Nearly 300 cyber crooks have been arrested for duping businesses and individuals out of millions of dollars in a worldwide wire transfer scam dismantled by a federal law enforcement operation, the U.S. Justice Department said.
The crooks used a business email compromise (BEC) swindle to trick unwitting victims with access to company finances into wiring money to bank accounts thought to belong to trusted partners but actually controlled by the criminals. A four-month long investigation dubbed Operation reWired resulted in the arrest of 281 people worldwide, including 74 individuals apprehended in the U.S. with the remainder coming from France, Ghana, Italy, Japan, Kenya, Nigeria, Malaysia, Turkey and the United Kingdom. Of those, 167 were in Nigeria.

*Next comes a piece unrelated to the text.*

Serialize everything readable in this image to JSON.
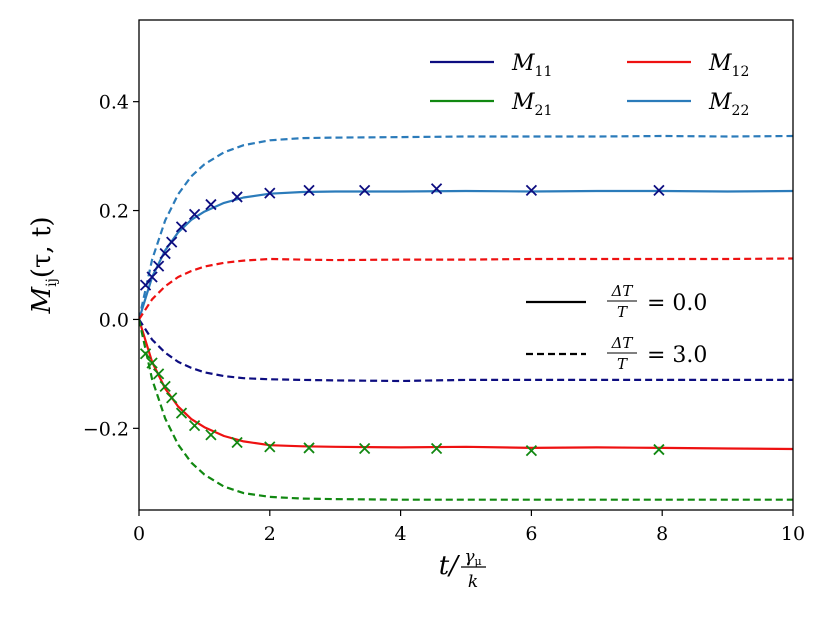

Law enforcement seized some $3.7 million in the arrests and disrupted or recovered $118 million in fraudulent wire transfers. The multi-agency campaign included the Federal Bureau of Investigation (FBI), the U.S. Postal Inspection Service, and the departments of Homeland Security, State and Treasury. The dollar amounts are but a fraction of the damage BEC cons inflict on victims annually. According to the Internet Crime Complaint Center (IC3), nearly $1.3 billion in losses were reported in 2018 from BEC and its variant, Email Account Compromise (EAC), nearly twice as much as the prior year. Between October 2013 and December 2016, BEC schemes cost victims more than $5.3 billion globally, according to the IC3.
“The Department of Justice has increased efforts in taking aggressive enforcement action against fraudsters who are targeting American citizens and their businesses in business email compromise schemes and other cyber-enabled financial crimes,” said Deputy Attorney General Jeffrey Rosen. “Anyone who engages in deceptive practices like this should know they will not go undetected and will be held accountable.”
FBI Director Christopher A. Wray had a similar response to the criminal roundup. “Through Operation reWired, we’re sending a clear message to the criminals who orchestrate these BEC schemes,” he said. “We’ll keep coming after you, no matter where you are. And to the public, we’ll keep doing whatever we can to protect you.”
A number of the Operation reWired cases involved international criminal organizations that defrauded small- to large-sized businesses, while others involved individual victims who transferred high dollar funds or sensitive records in the course of business.
The IC3 recommends that users verify all financial requests received by email and also attend to the following:
- Use two-factor authentication to verify any change to account information or wire instructions.
- Check the full email address on any message and be alert to hyperlinks that may contain misspellings of the actual domain name.
- Don’t supply login credentials or personal information in response to a text or email.
- Regularly monitor financial accounts.
- Keep all software and systems up to date.
- Victims of business email compromise schemes are encouraged to contact law enforcement immediately and file a complaint online with the IC3 at bec.ic3.gov. The IC3 staff reviews complaints, looks for patterns or other indicators of significant criminal activity, and refers investigative packages of complaints to the appropriate law enforcement authorities.
Here’s some backstory of Operation reWired:
- Starting in May 2019, law enforcement agents executed over 214 domestic actions including arrests, money mule warning letters, and asset seizures and repatriations totaling nearly $3.7 million.
- Local and state law enforcement partners on FBI task forces across the country, with the assistance of multiple District Attorney’s Offices, also arrested alleged money mules for their role in defrauding victims.
- The cases were investigated by the FBI, U.S. Secret Service, U.S. Postal Inspection Service, ICE’s Homeland Security Investigations (HSI), IRS Criminal Investigation and U.S. Department of State’s Diplomatic Security Service.
Here’s an example of how a BEC scam works:
- Beginning in 2015, two men working remotely from the United Kingdom and Nigeria sent emails to an executive at a Connecticut-based company appearing to be from the company’s CEO, who was also located overseas.
- The purported CEO was requesting a wire transfer of funds. The email looked legitimate, so the company’s controller sent multiple wire transfers totaling more than $500,000. But as it turns out, the CEO’s email account had been spoofed—and the money went straight into accounts managed by the criminals.
“If you saw the email, it would look very legitimate,” said Special Agent Jennifer Boyer, who worked the case out of the FBI’s New Haven Field Office.